New USDA Grant Combines SNAP-Ed Programs to Promote Reach and Depth

The newly combined Husky Programs will continue promoting healthy lifestyles for SNAP recipients throughout the state.

Husky Sport mentors lead middle school students in exercise in the gymnasium at the Journalism and Media Academy in Hartford on Jan. 22, 2016. (Peter Morenus/UConn Photo)

Two long-running educational programs at UConn for Supplemental Nutrition Assistant Program (SNAP) recipients are combining under a new $4.2 million USDA grant.

This grant will combine Husky Sport and Husky Nutrition. Husky Sport is a UConn Storrs-based program that works with community partners to encourage physical activity and healthy eating. Husky Sport is a collaborative effort between the Neag School of Education and Department of Kinesiology in the College of Agriculture, Health, and Natural Resources. Husky Nutrition is a UConn Health-based initiative focused on decreasing disparities in food and nutrition-related conditions through nutrition education and environmental change around access to healthy foods.

Each state in the U.S. has a version of a SNAP Education or SNAP-Ed program. Funding for these programs comes from the USDA and is distributed by state agencies to individual programs. In Connecticut, this agency is the Department of Social Services.

This new effort, known as Husky Programs, will combine the strengths of both programs to increase the breadth and reach of UConn’s SNAP-Ed efforts.

Neag School Professor Jennifer McGarry in the Department of Educational Leadership and executive director of Husky Sport is the PI on this grant. Ann Ferris, professor emerita, from UConn Health initiated the CT SNAP-Ed program in 1994 as well as served as the PI for Husky Nutrition and has remained as Co-PI on the new grant.

McGarry says her initial goal for Husky Programs is to highlight and join both programs’ existing strengths.

“What we’re trying to do is take the things both organizations have been strongest at and bring them together first and then start to plan for the future,” McGarry says.

A goal for Husky Programs is to not only reach more communities in need, but also build longer, deeper relationships with community partners. Husky Nutrition had historically had better reach across the state than Husky Sport, which was focused on the Hartford area.

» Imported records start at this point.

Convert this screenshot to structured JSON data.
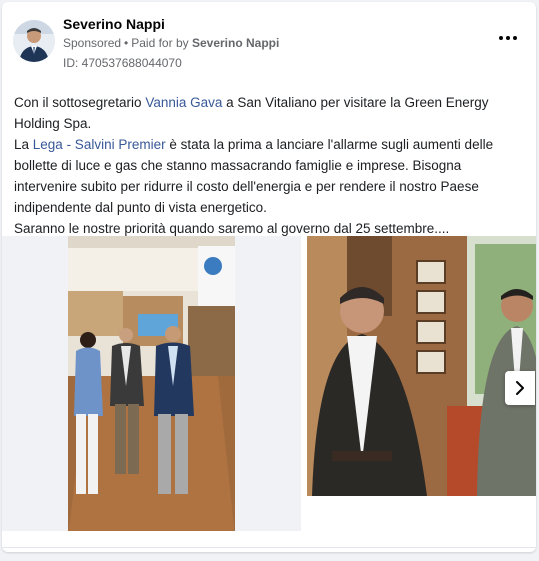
{
  "post": {
    "author": "Severino Nappi",
    "sponsored_label": "Sponsored",
    "separator": "•",
    "paid_for_prefix": "Paid for by",
    "paid_for_name": "Severino Nappi",
    "ad_id": "ID: 470537688044070",
    "more_icon": "more-horizontal-icon"
  },
  "body": {
    "line1_prefix": "Con il sottosegretario ",
    "line1_link": "Vannia Gava",
    "line1_suffix": " a San Vitaliano per visitare la Green Energy Holding Spa.",
    "line2_prefix": "La ",
    "line2_link": "Lega - Salvini Premier",
    "line2_suffix": " è stata la prima a lanciare l'allarme sugli aumenti delle bollette di luce e gas che stanno massacrando famiglie e imprese. Bisogna intervenire subito per ridurre il costo dell'energia e per rendere il nostro Paese indipendente dal punto di vista energetico.",
    "line3": "Saranno le nostre priorità quando saremo al governo dal 25 settembre...."
  },
  "carousel": {
    "next_icon": "chevron-right-icon"
  },
  "colors": {
    "link": "#385898",
    "muted": "#65676b"
  }
}
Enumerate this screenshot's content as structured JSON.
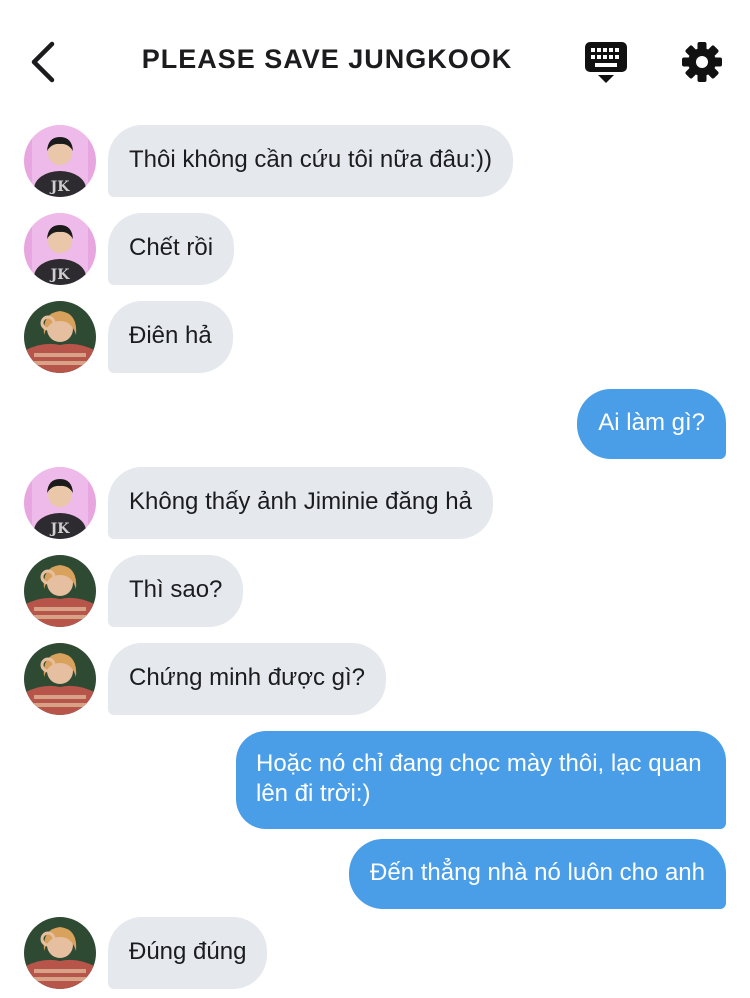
{
  "header": {
    "title": "PLEASE SAVE JUNGKOOK",
    "back_icon": "chevron-left-icon",
    "keyboard_icon": "keyboard-icon",
    "settings_icon": "gear-icon"
  },
  "colors": {
    "incoming_bubble": "#e5e9ee",
    "outgoing_bubble": "#4a9ee8",
    "avatar_a_bg": "#e8a6e0",
    "avatar_b_bg": "#2f4a33"
  },
  "messages": [
    {
      "direction": "incoming",
      "sender": "avatar-a",
      "text": "Thôi không cần cứu tôi nữa đâu:))"
    },
    {
      "direction": "incoming",
      "sender": "avatar-a",
      "text": "Chết rồi"
    },
    {
      "direction": "incoming",
      "sender": "avatar-b",
      "text": "Điên hả"
    },
    {
      "direction": "outgoing",
      "text": "Ai làm gì?"
    },
    {
      "direction": "incoming",
      "sender": "avatar-a",
      "text": "Không thấy ảnh Jiminie đăng hả"
    },
    {
      "direction": "incoming",
      "sender": "avatar-b",
      "text": "Thì sao?"
    },
    {
      "direction": "incoming",
      "sender": "avatar-b",
      "text": "Chứng minh được gì?"
    },
    {
      "direction": "outgoing",
      "text": "Hoặc nó chỉ đang chọc mày thôi, lạc quan lên đi trời:)"
    },
    {
      "direction": "outgoing",
      "text": "Đến thẳng nhà nó luôn cho anh"
    },
    {
      "direction": "incoming",
      "sender": "avatar-b",
      "text": "Đúng đúng"
    }
  ]
}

On the flip side, Husky Sport was able to build deeper relationships with their partners.

“Those are the strengths of each of the organizations have brought to this one and finding the balance is really important,” McGarry says.

Much of Husky Programs’ work involves partnering with local schools. The Husky Reads program, previously under the Husky Nutrition Umbrella, promotes nutrition literacy for preschoolers. During the eight-week-long program students from the nutritional science and other programs go into classrooms and read a book with the children linking it to a nutrition lesson. There is also a physical activity component that gets the students moving.

Husky Sport has a long-standing partnership with the Fred D. Wish School, a public elementary school in Hartford. Through this partnership, Husky Sport provided school-wide nutrition education and physical activity programs which will continue under Husky Programs.

Given the nature of the USDA’s recurring funding for SNAP-Ed programs, Husky Programs has the unique advantage of being able to build partnerships with community organizations that last well beyond the duration of any single grant.

Husky Programs is also focused on education for adults. Establishing healthy habits in childhood is a critical factor in determining lifelong behaviors and health outcomes. But if children’s caregivers aren’t able to support these habits, SNAP-Ed programming is limited to the early childhood and elementary school classroom.

“Unless the caregivers are involved, then the things they’re doing in school or in after school programs don’t necessarily translate,” McGarry says.

Several programs that will nowbe part of Husky Programs focus on educating adult caregivers about nutrition and shopping for healthy foods on a budget. Some of the programs also partner with local farmers markets to increase access to affordable fresh produce, as many farmers markets offer double SNAP benefits to shoppers.

McGarry says, often, individuals in low-income areas lack access to affordable healthy options or safe spaces to engage in physical activity. To address these barriers to healthy lifestyles, Husky Programs will also work to change policies and environmental factors aimed at providing equal access to healthy and affordable options for SNAP recipients.

“We can come in and do all these programs and people can be really excited to eat healthy and be physically active,” McGarry says. “But if  those things aren’t possible, we aren’t having the same kind of impact. We also need to address the kind of policy, systems, and environment changes that need to happen.”

McGarry holds a Ph.D. in sport management from the Ohio State University. Her areas of expertise include sport management, gender and race in sport, sport based youth development, qualitative research, and youth physical activity.